A crítica e pesquisadora explica a transição do cinema de película para o digital no Brasil favoreceu o acesso de mulheres aos meios de produção cinematográfica. “Apesar da crise institucional que estamos vivendo, com o corte de políticas públicas para o incentivo do audiovisual, acredito que ainda vai permanecer muito forte a produção de curtas-metragens, principalmente feito por mulheres negras. Também temos muitas mulheres fazendo documentários, que, muitas vezes, são produções mais viáveis financeiramente”, comenta.

A veterana Sandra Kogut, de 55 anos, também comemora as pequenas vitórias. “Minha geração começou a fazer cinema quando o cinema, no Brasil, tinha acabado”, diz, referindo-se ao Governo de Fernando Collor, que fechou a Embrafilme. “Além disso, quando comecei, além de mulher, era muito nova e tinha que mandar em equipes nas quais todos eram homens e, geralmente, mais velhos do que eu. Hoje em dia, as equipes são mais mistas”, afirma.

De fato, há maior paridade em alguns setores, como a produção executiva em que mulheres e homens correspondem a 41% e 42%, respectivamente (7% das produções são mistas), de acordo com a Ancine. No entanto, a brecha permanece em áreas tradicionalmente dominadas por eles, como a direção de fotografia: nas produções nacionais de 2018, 83% dos responsáveis pela função eram homens.

Cinema de gênero

Na história do cinema, as mulheres sempre escreveram, produziram e dirigiram filmes de todos os gêneros, de faroestes a comédias. No Brasil, um dos destaques no cinema de terror é Gabriela Amaral Almeida, de 40 anos, que começou a fazer curtas em 2009 e já dirigiu os longas O animal cordial (2017) e A sombra do pai (2018). “Têm-se esse conceito da feminilidade cinematográfica. Dentro da lógica da indústria audiovisual, os filmes de terror, são feitos por homens porque demandam mais orçamento, maior conhecimento técnico et cetera. Mesmo nos festivais de gênero, não raro sou a única diretora participante”, conta ela.
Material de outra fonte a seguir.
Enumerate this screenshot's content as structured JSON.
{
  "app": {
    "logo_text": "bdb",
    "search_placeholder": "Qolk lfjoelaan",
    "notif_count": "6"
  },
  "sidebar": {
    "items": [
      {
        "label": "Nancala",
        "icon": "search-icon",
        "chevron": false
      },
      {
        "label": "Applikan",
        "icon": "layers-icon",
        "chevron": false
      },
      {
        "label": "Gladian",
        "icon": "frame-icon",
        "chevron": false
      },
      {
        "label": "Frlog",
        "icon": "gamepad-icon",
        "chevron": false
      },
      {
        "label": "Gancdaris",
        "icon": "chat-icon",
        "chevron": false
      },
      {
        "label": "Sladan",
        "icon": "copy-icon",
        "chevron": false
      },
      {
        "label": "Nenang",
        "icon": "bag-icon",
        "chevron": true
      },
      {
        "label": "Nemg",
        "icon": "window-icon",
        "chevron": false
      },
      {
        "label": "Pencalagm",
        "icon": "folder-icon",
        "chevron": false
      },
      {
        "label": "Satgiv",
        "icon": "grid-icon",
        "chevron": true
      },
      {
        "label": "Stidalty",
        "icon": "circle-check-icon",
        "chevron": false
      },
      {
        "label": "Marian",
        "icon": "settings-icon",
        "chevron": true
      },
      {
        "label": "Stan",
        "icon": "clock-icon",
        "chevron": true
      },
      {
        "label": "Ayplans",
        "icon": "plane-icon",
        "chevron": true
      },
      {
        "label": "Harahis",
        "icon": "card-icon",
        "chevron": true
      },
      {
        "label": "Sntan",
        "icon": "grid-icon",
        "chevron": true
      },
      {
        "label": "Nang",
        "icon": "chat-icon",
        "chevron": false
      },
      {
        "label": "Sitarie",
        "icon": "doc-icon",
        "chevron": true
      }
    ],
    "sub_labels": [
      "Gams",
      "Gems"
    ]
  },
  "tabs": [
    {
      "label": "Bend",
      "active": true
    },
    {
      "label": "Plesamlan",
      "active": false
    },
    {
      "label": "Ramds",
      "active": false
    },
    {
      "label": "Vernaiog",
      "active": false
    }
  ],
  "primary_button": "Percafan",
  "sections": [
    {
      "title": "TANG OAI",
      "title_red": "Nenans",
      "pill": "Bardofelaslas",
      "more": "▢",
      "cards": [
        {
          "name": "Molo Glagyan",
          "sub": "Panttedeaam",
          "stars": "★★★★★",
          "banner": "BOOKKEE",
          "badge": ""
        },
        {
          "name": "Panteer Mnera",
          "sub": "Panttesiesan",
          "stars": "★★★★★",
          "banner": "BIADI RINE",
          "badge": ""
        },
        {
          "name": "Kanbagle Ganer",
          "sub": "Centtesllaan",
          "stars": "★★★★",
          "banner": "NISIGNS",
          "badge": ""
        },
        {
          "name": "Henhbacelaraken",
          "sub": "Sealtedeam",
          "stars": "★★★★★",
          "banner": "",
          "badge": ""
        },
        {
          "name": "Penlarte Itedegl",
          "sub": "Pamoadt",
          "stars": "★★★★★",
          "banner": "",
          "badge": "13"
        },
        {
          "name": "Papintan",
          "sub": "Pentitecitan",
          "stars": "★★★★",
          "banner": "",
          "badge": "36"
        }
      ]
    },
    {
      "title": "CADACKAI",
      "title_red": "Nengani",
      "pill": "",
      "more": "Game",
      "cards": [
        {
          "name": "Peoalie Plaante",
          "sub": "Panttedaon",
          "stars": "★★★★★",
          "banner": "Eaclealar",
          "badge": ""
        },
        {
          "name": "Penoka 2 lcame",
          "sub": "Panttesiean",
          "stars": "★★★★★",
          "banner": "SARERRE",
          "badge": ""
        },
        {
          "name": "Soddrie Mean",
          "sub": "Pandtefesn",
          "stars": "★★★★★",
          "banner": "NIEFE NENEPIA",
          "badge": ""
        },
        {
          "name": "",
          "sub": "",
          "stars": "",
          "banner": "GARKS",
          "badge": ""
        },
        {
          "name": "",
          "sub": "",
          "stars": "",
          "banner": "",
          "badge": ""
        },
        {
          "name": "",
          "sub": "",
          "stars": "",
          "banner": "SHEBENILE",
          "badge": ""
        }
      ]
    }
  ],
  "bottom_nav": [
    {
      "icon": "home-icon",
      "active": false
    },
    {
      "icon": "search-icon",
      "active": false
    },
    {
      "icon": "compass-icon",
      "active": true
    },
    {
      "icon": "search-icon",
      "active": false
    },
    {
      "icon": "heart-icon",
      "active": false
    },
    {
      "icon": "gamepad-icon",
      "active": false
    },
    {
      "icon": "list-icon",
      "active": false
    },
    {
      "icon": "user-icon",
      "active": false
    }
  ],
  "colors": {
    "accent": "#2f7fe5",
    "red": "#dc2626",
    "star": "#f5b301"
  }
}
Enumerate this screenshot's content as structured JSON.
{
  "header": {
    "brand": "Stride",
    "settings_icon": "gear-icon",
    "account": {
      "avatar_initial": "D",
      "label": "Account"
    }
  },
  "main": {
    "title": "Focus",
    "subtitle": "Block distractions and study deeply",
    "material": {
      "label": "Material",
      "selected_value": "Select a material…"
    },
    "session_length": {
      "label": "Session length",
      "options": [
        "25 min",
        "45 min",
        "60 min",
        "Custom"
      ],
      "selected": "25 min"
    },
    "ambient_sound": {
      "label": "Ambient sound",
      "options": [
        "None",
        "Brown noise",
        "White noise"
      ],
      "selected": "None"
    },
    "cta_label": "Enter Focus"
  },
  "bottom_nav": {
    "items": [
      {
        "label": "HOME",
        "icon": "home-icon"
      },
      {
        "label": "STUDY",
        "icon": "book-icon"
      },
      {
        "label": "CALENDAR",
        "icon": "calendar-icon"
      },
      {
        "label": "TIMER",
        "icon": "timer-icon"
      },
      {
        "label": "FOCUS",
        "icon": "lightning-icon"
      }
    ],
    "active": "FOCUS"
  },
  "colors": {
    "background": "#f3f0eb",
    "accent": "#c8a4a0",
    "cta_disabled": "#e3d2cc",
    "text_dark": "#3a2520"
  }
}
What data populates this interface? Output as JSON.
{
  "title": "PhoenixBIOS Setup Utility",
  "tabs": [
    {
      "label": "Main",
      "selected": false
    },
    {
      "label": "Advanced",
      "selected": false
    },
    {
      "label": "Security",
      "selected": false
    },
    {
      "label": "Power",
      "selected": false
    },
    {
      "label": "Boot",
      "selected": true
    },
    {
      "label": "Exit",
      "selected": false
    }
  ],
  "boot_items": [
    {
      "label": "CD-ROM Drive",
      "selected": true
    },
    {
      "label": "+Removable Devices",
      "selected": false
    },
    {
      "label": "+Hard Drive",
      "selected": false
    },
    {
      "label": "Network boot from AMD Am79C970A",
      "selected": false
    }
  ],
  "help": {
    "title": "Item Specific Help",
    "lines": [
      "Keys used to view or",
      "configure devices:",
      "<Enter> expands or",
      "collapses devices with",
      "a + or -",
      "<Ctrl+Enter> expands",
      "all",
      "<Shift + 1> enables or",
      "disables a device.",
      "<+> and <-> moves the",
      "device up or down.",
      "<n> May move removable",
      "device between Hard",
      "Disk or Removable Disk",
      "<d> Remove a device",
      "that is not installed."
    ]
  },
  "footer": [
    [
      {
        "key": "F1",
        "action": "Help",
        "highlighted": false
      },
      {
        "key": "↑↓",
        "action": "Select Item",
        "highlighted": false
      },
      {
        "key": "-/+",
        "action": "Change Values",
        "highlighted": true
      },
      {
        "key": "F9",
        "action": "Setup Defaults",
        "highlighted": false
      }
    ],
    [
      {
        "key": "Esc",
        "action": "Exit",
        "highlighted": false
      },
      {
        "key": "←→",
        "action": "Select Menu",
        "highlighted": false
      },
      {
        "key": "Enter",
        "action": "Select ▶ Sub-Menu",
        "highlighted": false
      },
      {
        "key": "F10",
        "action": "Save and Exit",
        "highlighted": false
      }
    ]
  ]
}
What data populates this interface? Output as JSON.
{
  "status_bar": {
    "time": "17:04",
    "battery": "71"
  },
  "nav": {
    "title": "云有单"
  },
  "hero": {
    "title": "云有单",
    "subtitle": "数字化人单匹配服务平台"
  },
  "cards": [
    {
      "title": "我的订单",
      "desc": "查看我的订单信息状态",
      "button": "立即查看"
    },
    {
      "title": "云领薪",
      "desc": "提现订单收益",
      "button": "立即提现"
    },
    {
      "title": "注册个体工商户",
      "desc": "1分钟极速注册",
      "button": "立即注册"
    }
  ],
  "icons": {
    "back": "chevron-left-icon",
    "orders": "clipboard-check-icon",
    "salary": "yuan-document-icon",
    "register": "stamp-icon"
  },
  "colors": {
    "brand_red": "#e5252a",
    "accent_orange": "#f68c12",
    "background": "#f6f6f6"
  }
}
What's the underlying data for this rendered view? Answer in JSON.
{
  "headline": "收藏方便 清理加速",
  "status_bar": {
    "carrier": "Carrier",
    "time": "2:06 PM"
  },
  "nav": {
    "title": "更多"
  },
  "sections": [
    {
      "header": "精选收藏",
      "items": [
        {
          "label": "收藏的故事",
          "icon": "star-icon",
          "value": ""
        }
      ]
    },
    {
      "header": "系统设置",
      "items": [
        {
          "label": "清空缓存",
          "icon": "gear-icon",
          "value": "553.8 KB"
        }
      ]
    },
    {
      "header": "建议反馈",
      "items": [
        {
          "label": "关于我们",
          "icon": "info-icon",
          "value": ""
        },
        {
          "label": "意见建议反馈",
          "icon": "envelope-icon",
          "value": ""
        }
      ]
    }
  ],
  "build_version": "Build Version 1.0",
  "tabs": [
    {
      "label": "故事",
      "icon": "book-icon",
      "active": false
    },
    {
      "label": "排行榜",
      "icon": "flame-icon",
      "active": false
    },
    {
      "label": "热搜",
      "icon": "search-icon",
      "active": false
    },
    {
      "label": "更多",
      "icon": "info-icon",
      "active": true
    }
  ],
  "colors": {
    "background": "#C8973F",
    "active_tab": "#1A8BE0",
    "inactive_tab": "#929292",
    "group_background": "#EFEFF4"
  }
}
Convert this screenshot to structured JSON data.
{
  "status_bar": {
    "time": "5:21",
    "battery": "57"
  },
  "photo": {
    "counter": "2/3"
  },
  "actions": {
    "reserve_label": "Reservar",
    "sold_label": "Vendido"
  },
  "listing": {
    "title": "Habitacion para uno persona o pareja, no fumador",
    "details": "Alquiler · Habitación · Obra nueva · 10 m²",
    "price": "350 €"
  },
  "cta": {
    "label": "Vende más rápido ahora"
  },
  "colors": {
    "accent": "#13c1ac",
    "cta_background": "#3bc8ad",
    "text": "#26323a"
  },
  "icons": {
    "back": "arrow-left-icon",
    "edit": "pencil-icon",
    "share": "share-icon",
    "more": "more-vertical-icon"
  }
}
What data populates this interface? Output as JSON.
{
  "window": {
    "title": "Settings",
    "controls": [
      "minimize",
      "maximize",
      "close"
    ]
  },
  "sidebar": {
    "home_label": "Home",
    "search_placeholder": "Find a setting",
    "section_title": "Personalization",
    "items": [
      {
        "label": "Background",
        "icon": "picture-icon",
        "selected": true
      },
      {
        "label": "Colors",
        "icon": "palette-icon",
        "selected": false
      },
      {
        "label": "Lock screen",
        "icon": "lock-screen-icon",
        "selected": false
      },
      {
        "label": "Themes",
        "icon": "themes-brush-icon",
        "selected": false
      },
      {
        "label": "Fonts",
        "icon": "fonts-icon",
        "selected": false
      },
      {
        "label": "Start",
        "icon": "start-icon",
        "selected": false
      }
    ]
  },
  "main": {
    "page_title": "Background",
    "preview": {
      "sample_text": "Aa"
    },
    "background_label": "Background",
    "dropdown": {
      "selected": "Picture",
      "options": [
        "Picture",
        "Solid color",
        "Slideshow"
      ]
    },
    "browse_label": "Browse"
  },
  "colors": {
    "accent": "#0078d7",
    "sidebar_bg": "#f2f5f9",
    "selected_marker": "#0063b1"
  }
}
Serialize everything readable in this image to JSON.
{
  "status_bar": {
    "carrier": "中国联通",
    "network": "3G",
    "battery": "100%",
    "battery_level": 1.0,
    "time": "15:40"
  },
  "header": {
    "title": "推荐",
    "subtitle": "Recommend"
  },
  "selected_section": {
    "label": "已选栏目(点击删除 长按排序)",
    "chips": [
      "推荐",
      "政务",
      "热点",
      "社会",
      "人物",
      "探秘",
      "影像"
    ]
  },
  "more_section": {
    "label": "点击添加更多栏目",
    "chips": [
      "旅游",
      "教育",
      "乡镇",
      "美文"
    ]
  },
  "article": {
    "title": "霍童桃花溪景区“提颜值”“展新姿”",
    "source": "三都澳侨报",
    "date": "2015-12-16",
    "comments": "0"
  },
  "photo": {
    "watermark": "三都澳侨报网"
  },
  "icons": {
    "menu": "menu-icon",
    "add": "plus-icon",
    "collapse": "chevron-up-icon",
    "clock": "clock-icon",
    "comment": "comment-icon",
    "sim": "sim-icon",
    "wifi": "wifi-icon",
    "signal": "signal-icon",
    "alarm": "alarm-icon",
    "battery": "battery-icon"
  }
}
Gabriela diz que notou a discriminação quando deixou os curtas para dirigir o primeiro longa-metragem. “Curta não tem valor comercial, e, há dez anos, havia muitas políticas públicas de incentivo, então era mais fácil fazer. Quando se começa a fazer longas, a coisa muda, porque passa por financiamento privado, e aí há, sim, discriminação de gênero. “A demora da mulher para chegar ao cinema é a grana, não é o gênero em si. Homens com mesmo tempo de experiência e até com menos talento têm mais acesso a orçamentos maiores”, reclama.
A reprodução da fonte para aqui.